C. Brandon Ogbunu. (image: Katherine Mast/SFI)

Over the past three years, C. Brandon Ogbunu has become a familiar face at SFI as an External Professor. In February, he joined SFI as a part-time Resident Professor.

Ogbunu’s life has defied categorization; in his work as an assistant professor in the Department of Ecology and Evolutionary Biology at Yale, he uses modeling tools from computational biology to explore the larger contexts in which biological systems exist, studying the socio-political in concert with the molecular, ecological and epidemiological. “Discoveries,” Ogbunu says, “are made when you borrow ideas from certain disciplines and carefully and responsibly combine them.”

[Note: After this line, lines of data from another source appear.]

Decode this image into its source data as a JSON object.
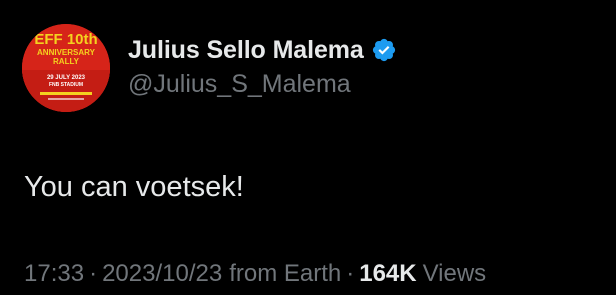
{
  "author": {
    "display_name": "Julius Sello Malema",
    "handle": "@Julius_S_Malema",
    "verified": true,
    "verified_badge_color": "#1d9bf0",
    "avatar": {
      "background_color": "#d62419",
      "text_lines": [
        "EFF 10th",
        "ANNIVERSARY",
        "RALLY",
        "29 JULY 2023",
        "FNB STADIUM"
      ]
    }
  },
  "tweet": {
    "text": "You can voetsek!"
  },
  "meta": {
    "time": "17:33",
    "separator": "·",
    "date": "2023/10/23",
    "source": "from Earth",
    "views_count": "164K",
    "views_label": "Views"
  },
  "colors": {
    "background": "#000000",
    "primary_text": "#e7e9ea",
    "secondary_text": "#71767b"
  }
}
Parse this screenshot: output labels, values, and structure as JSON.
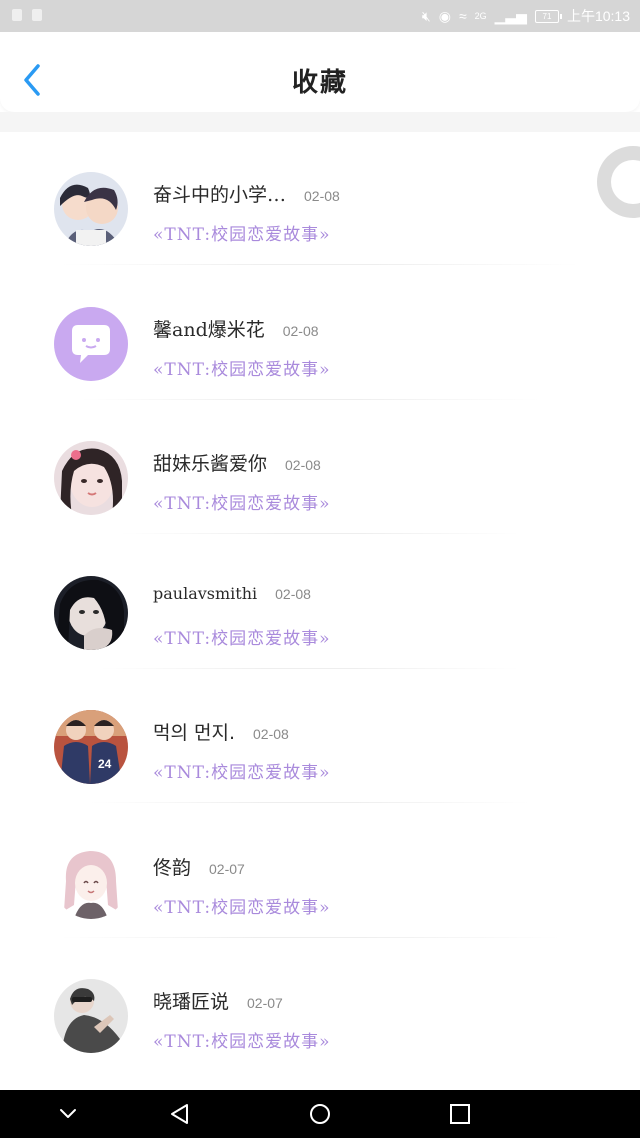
{
  "status_bar": {
    "time": "上午10:13",
    "network": "2G",
    "battery": "71"
  },
  "header": {
    "title": "收藏",
    "back_icon": "chevron-left-icon"
  },
  "colors": {
    "accent_blue": "#2a9af3",
    "story_purple": "#a98adc",
    "avatar_purple": "#c9a9f0"
  },
  "favorites": [
    {
      "name": "奋斗中的小学…",
      "date": "02-08",
      "story": "«TNT:校园恋爱故事»",
      "avatar": "anime-boys"
    },
    {
      "name": "馨and爆米花",
      "date": "02-08",
      "story": "«TNT:校园恋爱故事»",
      "avatar": "default-chat-bubble"
    },
    {
      "name": "甜妹乐酱爱你",
      "date": "02-08",
      "story": "«TNT:校园恋爱故事»",
      "avatar": "girl-photo"
    },
    {
      "name": "paulavsmithi",
      "date": "02-08",
      "story": "«TNT:校园恋爱故事»",
      "avatar": "dark-hair-photo"
    },
    {
      "name": "먹의 먼지.",
      "date": "02-08",
      "story": "«TNT:校园恋爱故事»",
      "avatar": "basketball-photo"
    },
    {
      "name": "佟韵",
      "date": "02-07",
      "story": "«TNT:校园恋爱故事»",
      "avatar": "anime-girl"
    },
    {
      "name": "晓璠匠说",
      "date": "02-07",
      "story": "«TNT:校园恋爱故事»",
      "avatar": "grey-person-photo"
    }
  ],
  "nav": {
    "down": "chevron-down-icon",
    "back": "triangle-back-icon",
    "home": "circle-home-icon",
    "recent": "square-recent-icon"
  }
}
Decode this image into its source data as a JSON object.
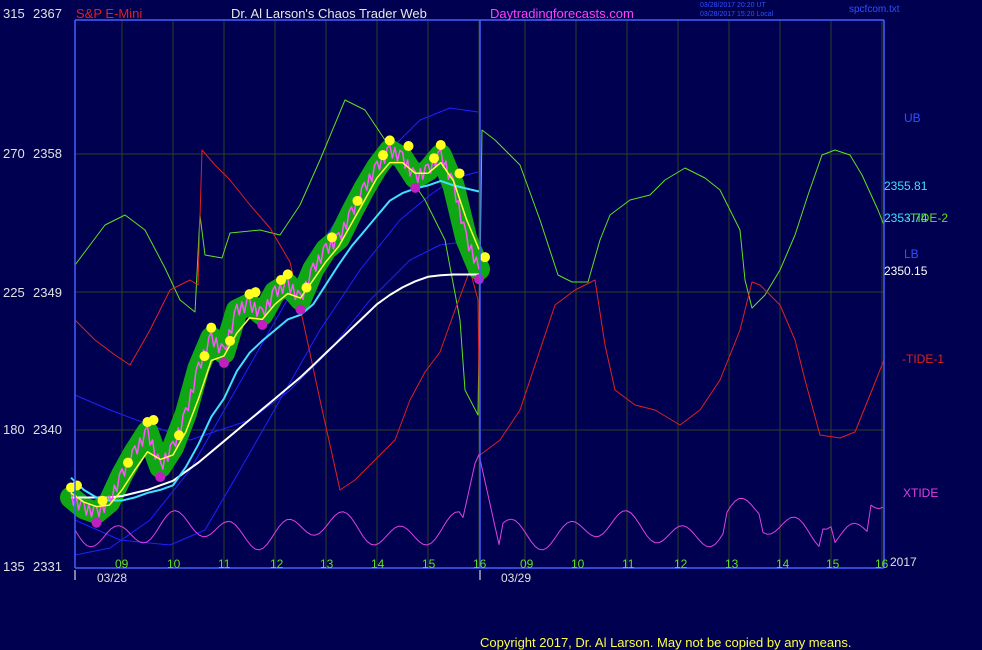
{
  "header": {
    "instrument": "S&P E-Mini",
    "title": "Dr. Al Larson's Chaos Trader Web",
    "site": "Daytradingforecasts.com",
    "stamp_line1": "03/28/2017 20:20 UT",
    "stamp_line2": "03/28/2017 15:20 Local",
    "file": "spcfcom.txt"
  },
  "footer": {
    "copyright": "Copyright 2017, Dr. Al Larson. May not be copied by any means."
  },
  "colors": {
    "background": "#000050",
    "grid": "#2e3f20",
    "frame": "#4060ff",
    "price": "#ff55ff",
    "fast_avg": "#ffff40",
    "mid_avg": "#40e0ff",
    "slow_avg": "#ffffff",
    "bands": "#2020ff",
    "tide1": "#e02020",
    "tide2": "#60e020",
    "xtide": "#e040e0",
    "highlight": "#10b010",
    "peak_dot": "#ffff20",
    "trough_dot": "#c020c0"
  },
  "chart_data": {
    "type": "line",
    "title": "S&P E-Mini",
    "x_time_labels": [
      "09",
      "10",
      "11",
      "12",
      "13",
      "14",
      "15",
      "16",
      "09",
      "10",
      "11",
      "12",
      "13",
      "14",
      "15",
      "16"
    ],
    "date_labels": [
      "03/28",
      "03/29"
    ],
    "year_label": "2017",
    "y_left_outer": [
      "315",
      "270",
      "225",
      "180",
      "135"
    ],
    "y_left_price": [
      "2367",
      "2358",
      "2349",
      "2340",
      "2331"
    ],
    "ylim": [
      2331,
      2367
    ],
    "right_labels": {
      "ub": "UB",
      "cyan_value": "2355.81",
      "upper_value": "2353.74",
      "tide2": "-TIDE-2",
      "lb": "LB",
      "white_value": "2350.15",
      "tide1": "-TIDE-1",
      "xtide": "XTIDE"
    },
    "x": [
      8.0,
      8.25,
      8.5,
      8.75,
      9.0,
      9.25,
      9.5,
      9.75,
      10.0,
      10.25,
      10.5,
      10.75,
      11.0,
      11.25,
      11.5,
      11.75,
      12.0,
      12.25,
      12.5,
      12.75,
      13.0,
      13.25,
      13.5,
      13.75,
      14.0,
      14.25,
      14.5,
      14.75,
      15.0,
      15.25,
      15.5,
      15.75,
      16.0
    ],
    "series": [
      {
        "name": "price",
        "values": [
          2335.5,
          2334.8,
          2334.5,
          2335.2,
          2337.0,
          2338.5,
          2339.8,
          2337.5,
          2338.8,
          2341.0,
          2344.0,
          2346.0,
          2345.0,
          2347.8,
          2348.2,
          2347.5,
          2349.0,
          2349.5,
          2348.5,
          2350.5,
          2351.8,
          2352.5,
          2354.2,
          2355.8,
          2357.2,
          2358.3,
          2357.8,
          2356.5,
          2357.0,
          2358.0,
          2356.0,
          2352.5,
          2350.5
        ]
      },
      {
        "name": "fast average",
        "values": [
          2335.8,
          2335.2,
          2334.9,
          2335.0,
          2336.0,
          2337.3,
          2338.5,
          2338.0,
          2338.3,
          2339.8,
          2342.0,
          2344.5,
          2344.8,
          2346.3,
          2347.3,
          2347.2,
          2348.2,
          2348.9,
          2348.6,
          2349.8,
          2351.0,
          2352.0,
          2353.5,
          2355.0,
          2356.5,
          2357.5,
          2357.5,
          2356.8,
          2356.8,
          2357.5,
          2356.3,
          2353.8,
          2351.8
        ]
      },
      {
        "name": "mid average",
        "values": [
          2336.8,
          2336.0,
          2335.5,
          2335.3,
          2335.3,
          2335.5,
          2335.8,
          2336.0,
          2336.3,
          2337.5,
          2339.0,
          2340.8,
          2342.0,
          2343.8,
          2345.0,
          2345.8,
          2346.5,
          2347.2,
          2347.5,
          2348.2,
          2349.5,
          2350.8,
          2352.0,
          2353.0,
          2354.0,
          2355.0,
          2355.5,
          2355.8,
          2356.0,
          2356.3,
          2356.0,
          2355.8,
          2355.6
        ]
      },
      {
        "name": "slow average",
        "values": [
          2335.5,
          2335.5,
          2335.5,
          2335.5,
          2335.6,
          2335.8,
          2336.0,
          2336.3,
          2336.6,
          2337.2,
          2337.8,
          2338.5,
          2339.2,
          2339.9,
          2340.6,
          2341.3,
          2342.0,
          2342.7,
          2343.4,
          2344.2,
          2345.0,
          2345.8,
          2346.6,
          2347.4,
          2348.2,
          2348.8,
          2349.3,
          2349.7,
          2350.0,
          2350.1,
          2350.15,
          2350.15,
          2350.15
        ]
      }
    ]
  }
}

Among many things, Ogbunu explores how biological systems, such as humans and viruses, interact in social systems, and how these interactions comprise social “stress tests” — events that reveal hidden structures in complex systems. For instance, Ogbunu’s research revealed how the COVID-19 pandemic exacerbated racial inequality in the U.S. prison system. Even as the pandemic gave way to the greatest decarceration event in U.S. history — people with relatively light sentences were released during the emergency — the racial disparity in American prisons became more pronounced: studies had demonstrated that people of color are often given harsher sentences for equivalent crimes and were not granted release.

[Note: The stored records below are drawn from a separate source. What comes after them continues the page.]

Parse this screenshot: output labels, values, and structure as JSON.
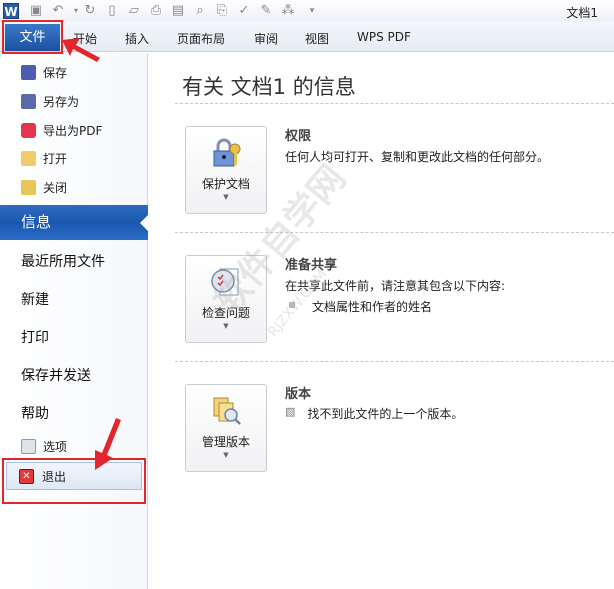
{
  "window": {
    "app_icon": "W",
    "doc_title": "文档1"
  },
  "quick_access": [
    "save-icon",
    "undo-icon",
    "redo-icon",
    "new-icon",
    "open-icon",
    "print-icon",
    "screenshot-icon",
    "print-preview-icon",
    "attach-icon",
    "spell-check-icon",
    "edit-icon",
    "structure-icon",
    "customize-icon"
  ],
  "tabs": [
    "文件",
    "开始",
    "插入",
    "页面布局",
    "审阅",
    "视图",
    "WPS PDF"
  ],
  "sidebar": {
    "small_items": [
      {
        "label": "保存",
        "icon": "save-icon"
      },
      {
        "label": "另存为",
        "icon": "save-as-icon"
      },
      {
        "label": "导出为PDF",
        "icon": "pdf-icon"
      },
      {
        "label": "打开",
        "icon": "open-folder-icon"
      },
      {
        "label": "关闭",
        "icon": "close-folder-icon"
      }
    ],
    "selected": "信息",
    "big_items": [
      "最近所用文件",
      "新建",
      "打印",
      "保存并发送",
      "帮助"
    ],
    "options": "选项",
    "exit": "退出"
  },
  "main": {
    "title": "有关 文档1 的信息",
    "sections": [
      {
        "button": "保护文档",
        "heading": "权限",
        "desc": "任何人均可打开、复制和更改此文档的任何部分。"
      },
      {
        "button": "检查问题",
        "heading": "准备共享",
        "desc": "在共享此文件前，请注意其包含以下内容:",
        "bullet": "文档属性和作者的姓名"
      },
      {
        "button": "管理版本",
        "heading": "版本",
        "desc": "找不到此文件的上一个版本。"
      }
    ]
  },
  "watermark": {
    "text": "软件自学网",
    "url": "RJZXW.COM"
  },
  "colors": {
    "accent": "#1d50a0",
    "highlight": "#e3262b"
  }
}
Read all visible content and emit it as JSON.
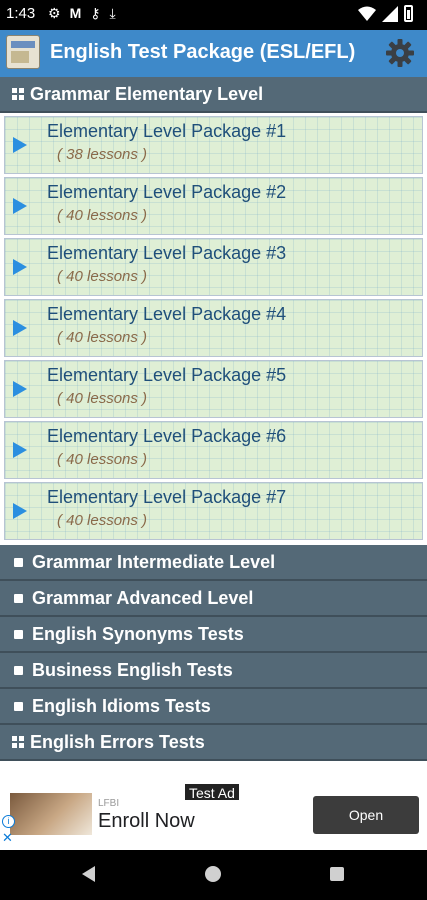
{
  "status_bar": {
    "time": "1:43",
    "left_icons": [
      "gear-icon",
      "gmail-icon",
      "key-icon",
      "download-icon"
    ],
    "right_icons": [
      "wifi-icon",
      "signal-icon",
      "battery-icon"
    ]
  },
  "app_bar": {
    "title": "English Test Package (ESL/EFL)",
    "logo_icon": "app-logo",
    "settings_icon": "gear-icon"
  },
  "sections": [
    {
      "label": "Grammar Elementary Level",
      "icon": "grid-icon",
      "expanded": true,
      "items": [
        {
          "name": "Elementary Level Package #1",
          "count": "( 38 lessons )"
        },
        {
          "name": "Elementary Level Package #2",
          "count": "( 40 lessons )"
        },
        {
          "name": "Elementary Level Package #3",
          "count": "( 40 lessons )"
        },
        {
          "name": "Elementary Level Package #4",
          "count": "( 40 lessons )"
        },
        {
          "name": "Elementary Level Package #5",
          "count": "( 40 lessons )"
        },
        {
          "name": "Elementary Level Package #6",
          "count": "( 40 lessons )"
        },
        {
          "name": "Elementary Level Package #7",
          "count": "( 40 lessons )"
        }
      ]
    },
    {
      "label": "Grammar Intermediate Level",
      "icon": "square-icon",
      "expanded": false
    },
    {
      "label": "Grammar Advanced Level",
      "icon": "square-icon",
      "expanded": false
    },
    {
      "label": "English Synonyms Tests",
      "icon": "square-icon",
      "expanded": false
    },
    {
      "label": "Business English Tests",
      "icon": "square-icon",
      "expanded": false
    },
    {
      "label": "English Idioms Tests",
      "icon": "square-icon",
      "expanded": false
    },
    {
      "label": "English Errors Tests",
      "icon": "grid-icon",
      "expanded": true
    }
  ],
  "ad": {
    "badge": "Test Ad",
    "sponsor": "LFBI",
    "headline": "Enroll Now",
    "button": "Open"
  },
  "colors": {
    "app_bar": "#3e89c9",
    "section_header": "#546977",
    "item_background": "#dfefd5",
    "item_text": "#1f4f7a",
    "arrow": "#2b8fe0"
  }
}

These insights have implications beyond the justice system: if we want to understand human biology and evolution, we must consider the societies in which humans are embedded. By studying epidemics beyond the confines of biology, Ogbunu’s outside-the-box approach can help reveal and unravel problems, including how emergencies like pandemics can exacerbate preexisting political inequalities.

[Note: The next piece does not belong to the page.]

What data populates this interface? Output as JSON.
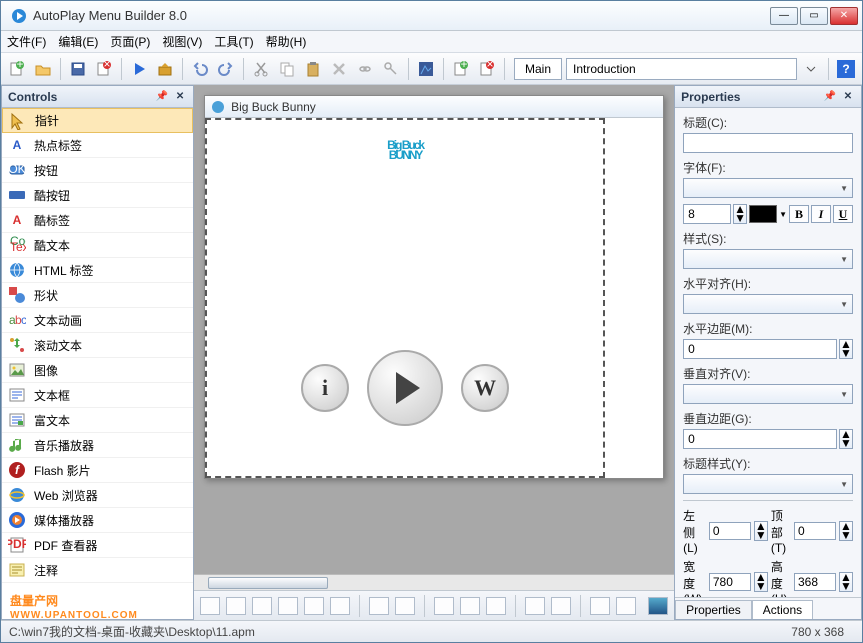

“My interest in the disregard for boxes started with my mother,” Ogbunu says. Living in New York City, she taught social studies, mathematics, and special education across many different levels, from elementary school to community college. “I had a good example at home of somebody who just refused to be put into a box. She taught me to care for others, and to be aware of how social forces like discrimination negatively influence people and societies. But at the same time, she taught me that there was nothing I couldn’t achieve — my racial identity or my social class or my geographic location — none of those things were to be considered barriers to thinking about anything and to achieving anything.”

Ogbunu’s academic career embodies that refusal to be pigeonholed. He began his studies in chemistry at Howard University. His interest in evolutionary biology arose from engaging with the writings of Charles Darwin. On a Fulbright Scholarship at the International Center of Insect Physiology and Ecology in Kenya, he studied malaria chemical ecology. After studying medicine for two years at the Yale School of Medicine, he began a Ph.D. in microbiology, shifting his focus to evolution, epidemiology, and disease modeling; worked with UNICEF to develop data-driven policy for early childhood development in Laos and Angola; and held postdoctoral fellowships and professorships at The Broad Institute, MIT, Harvard, the University of Vermont, Brown, and Yale, where he recently received tenure.

A prolific writer with broad interests, Ogbunu authors the column, “Selective Pressure,” at Undark Magazine. His writing has appeared numerous times in Wired, The Atlantic, Quanta, and Scientific American. He has written on evolutionary biology, artificial intelligence, and the importance of humor in a public health crisis. He is a frequent collaborator with Grammy-winning musician and MIT lecturer Lupe Fiasco, generating articles for Wired on the future of hip-hop in the age of AI, and the impact of emerging technologies on how conflicts manifest between hip-hop artists.

For Ogbunu, communication is an essential part of science. “There’s been this large expanse between the technical science coming out of large universities and the lives of everyday Americans and citizens around the world.” In “Selective Pressure,” Ogbunu argued that recent attacks on science funding and a sense of anti-intellectualism in the United States are due, in part, to scientists not having a relationship with the public; his writing and lecturing demonstrate a commitment to forging that relationship. “Darwin’s On the Origin of Species was a work of observation and popular communication. Biology is here because people knew how to connect important technical ideas to everyday people. That’s a tradition I see my work in, and that’s something that SFI has been especially supportive of.”

Ogbunu will continue his exploration of life and its contingencies at SFI.

“I had a canonical SFI experience last summer while I was in Bogotá for the Complexity Global School,” Ogbunu says, recounting a conversation with SFI Complexity Postdoctoral Fellow Andrew Stier. “We talked for twenty minutes, maybe a half hour, and we had the skeleton of a study sketched out where we’d look at the relationship between implicit racial bias in American cities and their voting patterns in U.S. elections.”

At SFI, Ogbunu plans to continue collaborations on this topic, explorations into cellular physiology with SFI Professor Chris Kempes, and mentoring emerging researchers, such as Emma Zajdela, a Siegel Research Fellow, on topics related to metascience and the global south.

"Disregard for disciplinary boundaries is essential for discovery" Ogbunu says. "The Santa Fe Institute is so special and important because they lean into that, and don’t run from it."